Using the Node SDK, I am seeing high latency of about 9000 ms to deliver SQS messages when messages are sent in parallel on multiple queues. If I sent all the messages sequentially on one queue, I get much lower latency of about 300 ms. In both tests, messages are sent in batches of 10 using the code below. The send timestamp is put inside the message itself, so I can measure the delivery time when the message gets received.
Why is it so much slower to transfer messages sent in parallel queues? Does Amazon do rate limiting?
for (i = 0; i < 10; i++) {
var entry = {
Id: String(messageCount),
MessageBody: "test"+messageCount+(new Date().getTime()),
MessageDeduplicationId: "test"+messagecount+" "+(new Date().getTime())
};
entries.push(entry);
messageCount += 1;
}
var params = {
QueueUrl: queueUrls[senderIndex],
Entries: entries
};
sqs.sendMessageBatch(params, function(batchSendErr, results) {
...
});
In the sequential case, I run one node program that sends 500 batches of 10 messages on a single queue, and one program that receives 500 batches of 10 messages. (500 messages total.)
In the parallel case, I run one node program that creates 250 writer threads and sends two batches of 10 messages from each to one of 250 different queues. I run another node program that created 250 reader threads and receives two batches of 10 messages from each. (5000 messages total)
For the tests above, I use FIFO queues, although results are similar with non-FIFO queues.
I do notice that in the parallel send case, each batch send call to the AWS SDK takes about 5 seconds to get a completion callback. In the sequential case, each batch send call to the AWS SDK takes about 300ms. I'm not sure why the API calls are slower in parallel unless AWS is rate limiting my calls.

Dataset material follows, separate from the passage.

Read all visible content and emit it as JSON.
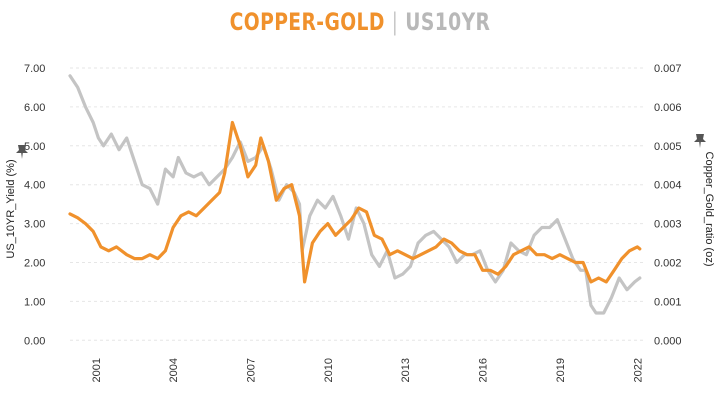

BTW, here is what my queue setup looks like. There are 250 of these queues with #{item} ranging from 1 to 250
aws sqs create-queue --queue-name loadtest_device#{item}_user#{item}.fifo --attributes "FifoQueue=true,VisibilityTimeout=300,ReceiveMessageWaitTimeSeconds=0"
After discussing this issue with an Amazon support engineer, he showed that he could not reproduce the results. His theory was that the latency problem was caused by a network bottleneck, particularly WiFi traffic congestion as both test networks were using the same WiFi radio space.
I was never fully able to confirm as I did not have access to two independent wired network connections. I did witness that SQS send operations have a large and verbose data payload and do use significantly higher bandwidth than other operations (2x data overhead size vs lambda calls.) This is consistent with the network bottleneck theory.